Two questions regarding Sedona performance tuning

Zhang, Hanxi (ISED/ISDE) Mon, 15 Jan 2024 12:01:05 -0800

Hello Sedona community,

I was benchmarking the following geospatial range join query and similar using 
Sedona, based on serverless spark clusters provisioned via Amazon Glue 
Notebooks. I have been using Sedona version v1.5.0. Pyspark dataframes 't' and 
'g' are both loaded from parquet files hosted on Amazon S3, and are partitioned 
in nested folder structures, based on region, year, month and date. 
Specifically, 'g' is a polygon layer with millions of rows representing 
polygons across Canada,  and 't' is a point layer that has about 200 columns, 
and up to tens of billions of rows depending on the region/year/month/date 
chosen, representing points across Canada and the U.S.


result = sedona.sql(
     """
         select t.device_uid, g.grid_id
             from t, g
             where st_contains(ST_GeomFromWKT(g.geometry), 
ST_GeomFromWKT(t.geometry))
     """
)


I was able to increase spark cluster size in AWS Glue to handle larger volumes 
of the 't' dataset. For instance, as a stress test, I was able to complete a 
query with 't' amounting to 14 billion rows in Canada in a bit over 3 hours, 
with a spark cluster of 2TB memory. I am in general impressed with the 
performance, and my questions below are regarding potential venues to improve 
the performance a bit further if possible, and also help me understand deeper 
about Sedona performance tuning.  I am attaching the result of running 
'explain' on my query. Any comments and suggestions are greatly appreciated! 
And I apologize for the long message.

1) Geoparquet-level predicate pushdown

Based on https://sedona.apache.org/1.5.0/api/sql/Optimizer/, my understanding 
is that geoparquet level predicate pushdown happens automatically. I have 
experimented with roughly equal volumes of 't' in Canada and U.S. respectively. 
When 't' is in the order of hundreds of millions of objects in the U.S., the 
above query would complete in 1/6 of the time taken by same volume of 't' data 
in Canada, with an identical size and configuration of spark cluster. That 
seems to confirm geoparquet-level predicate pushdown is at play and causes 
'polygons in Canada containing points in U.S.' to return right away.

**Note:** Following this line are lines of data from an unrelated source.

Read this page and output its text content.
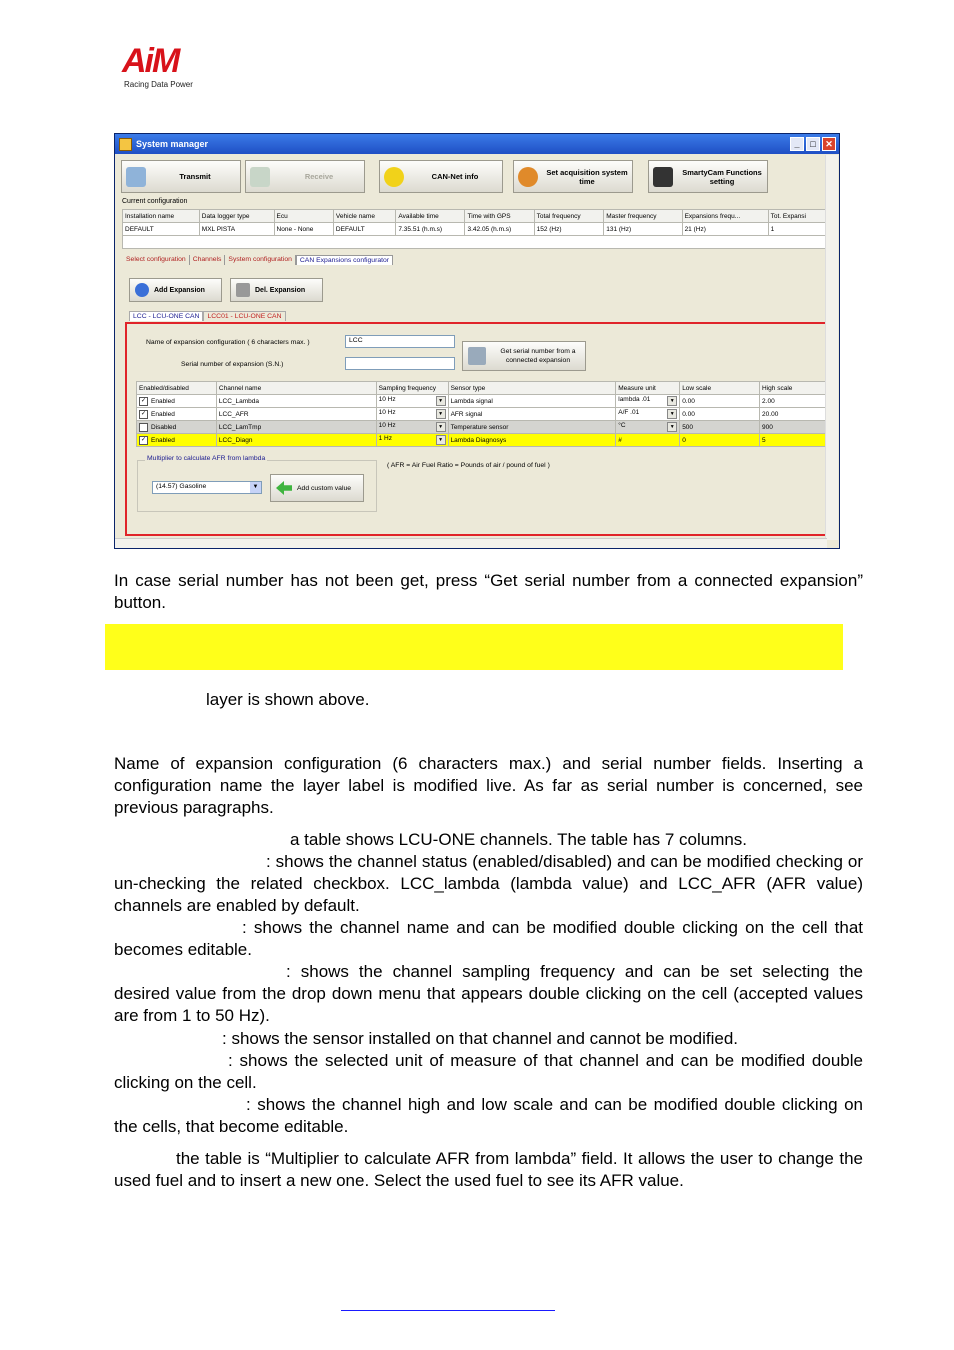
AiM
Racing Data Power
System manager	_	□	✕
Transmit	Receive	CAN-Net info	Set acquisition system time
SmartyCam Functions setting
Current configuration
Installation name	Data logger type	Ecu	Vehicle name	Available time	Time with GPS	Total frequency	Master frequency	Expansions frequ...	Tot. Expansi
DEFAULT	MXL PISTA	None - None	DEFAULT	7.35.51 (h.m.s)	3.42.05 (h.m.s)	152 (Hz)	131 (Hz)	21 (Hz)	1

Select configuration	Channels	System configuration	CAN Expansions configurator
Add Expansion	Del. Expansion
LCC - LCU-ONE CAN	LCC01 - LCU-ONE CAN
Name of expansion configuration ( 6 characters max. )	LCC
Serial number of expansion (S.N.)
Get serial number from a connected expansion
Enabled/disabled	Channel name	Sampling frequency	Sensor type	Measure unit	Low scale	High scale
✓ Enabled	LCC_Lambda	10 Hz ▼	Lambda signal	lambda .01 ▼	0.00	2.00
✓ Enabled	LCC_AFR	10 Hz ▼	AFR signal	A/F .01 ▼	0.00	20.00
Disabled	LCC_LamTmp	10 Hz ▼	Temperature sensor	°C ▼	500	900
✓ Enabled	LCC_Diagn	1 Hz ▼	Lambda Diagnosys	#	0	5
Multiplier to calculate AFR from lambda
(14.57) Gasoline	▼	Add custom value
( AFR = Air Fuel Ratio = Pounds of air / pound of fuel )
In case serial number has not been get, press “Get serial number from a connected expansion” button.
layer is shown above.
Name of expansion configuration (6 characters max.) and serial number fields. Inserting a configuration name the layer label is modified live. As far as serial number is concerned, see previous paragraphs.
a table shows LCU-ONE channels. The table has 7 columns.
: shows the channel status (enabled/disabled) and can be modified checking or un-checking the related checkbox. LCC_lambda (lambda value) and LCC_AFR (AFR value) channels are enabled by default.
: shows the channel name and can be modified double clicking on the cell that becomes editable.
: shows the channel sampling frequency and can be set selecting the desired value from the drop down menu that appears double clicking on the cell (accepted values are from 1 to 50 Hz).
: shows the sensor installed on that channel and cannot be modified.
: shows the selected unit of measure of that channel and can be modified double clicking on the cell.
: shows the channel high and low scale and can be modified double clicking on the cells, that become editable.
the table is “Multiplier to calculate AFR from lambda” field. It allows the user to change the used fuel and to insert a new one. Select the used fuel to see its AFR value.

When I increased the volume of 't' data 10x to the order of billions of point 
objects, the U.S. case is still faster than the Canada case, but only 
marginally, based on a spark cluster 8x larger in both cases. So for the 
seemingly diminishing benefit of geoparquet-level predicate pushdown, I wonder 
if it is hitting any limitation of Sedona's predicate pushdown mechanism, or it 
is potentially due to limitations associated with the way spark clusters are 
being scaled up in AWS Glue.

In general, how can one confirm based on spark logs etc. that geoparquet-level 
predicate pushdown is active? Can it be turned on and off? And if so can one 
see statistics on volumes of data and files scanned?

As a related note and question, in 
https://sedona.apache.org/1.5.0/api/sql/Optimizer/ under "Push spatial 
predicates to GeoParquet", it states that "To maximize the performance of 
Sedona GeoParquet filter pushdown, we suggest that you sort the data by their 
geohash values and then save as a GeoParquet file". In my case, the large 
points layer 't' does have a geohash6 column, and I took the following steps to 
see if that would help

a)  select * from 't' order by t.geohash6
b)  save the result to S3 as geoparquet files, following the same partitioning 
scheme
c)  run 'g' contains 't' query against the newly ordered 't' dataset with a 
spark cluster of the same size and configuration

Based on my results, that does help the performance a little bit, but it is 
very marginal to the point it is negligible. I am a little confused as to 
whether geoparquet-level predicate pushdown is active or not.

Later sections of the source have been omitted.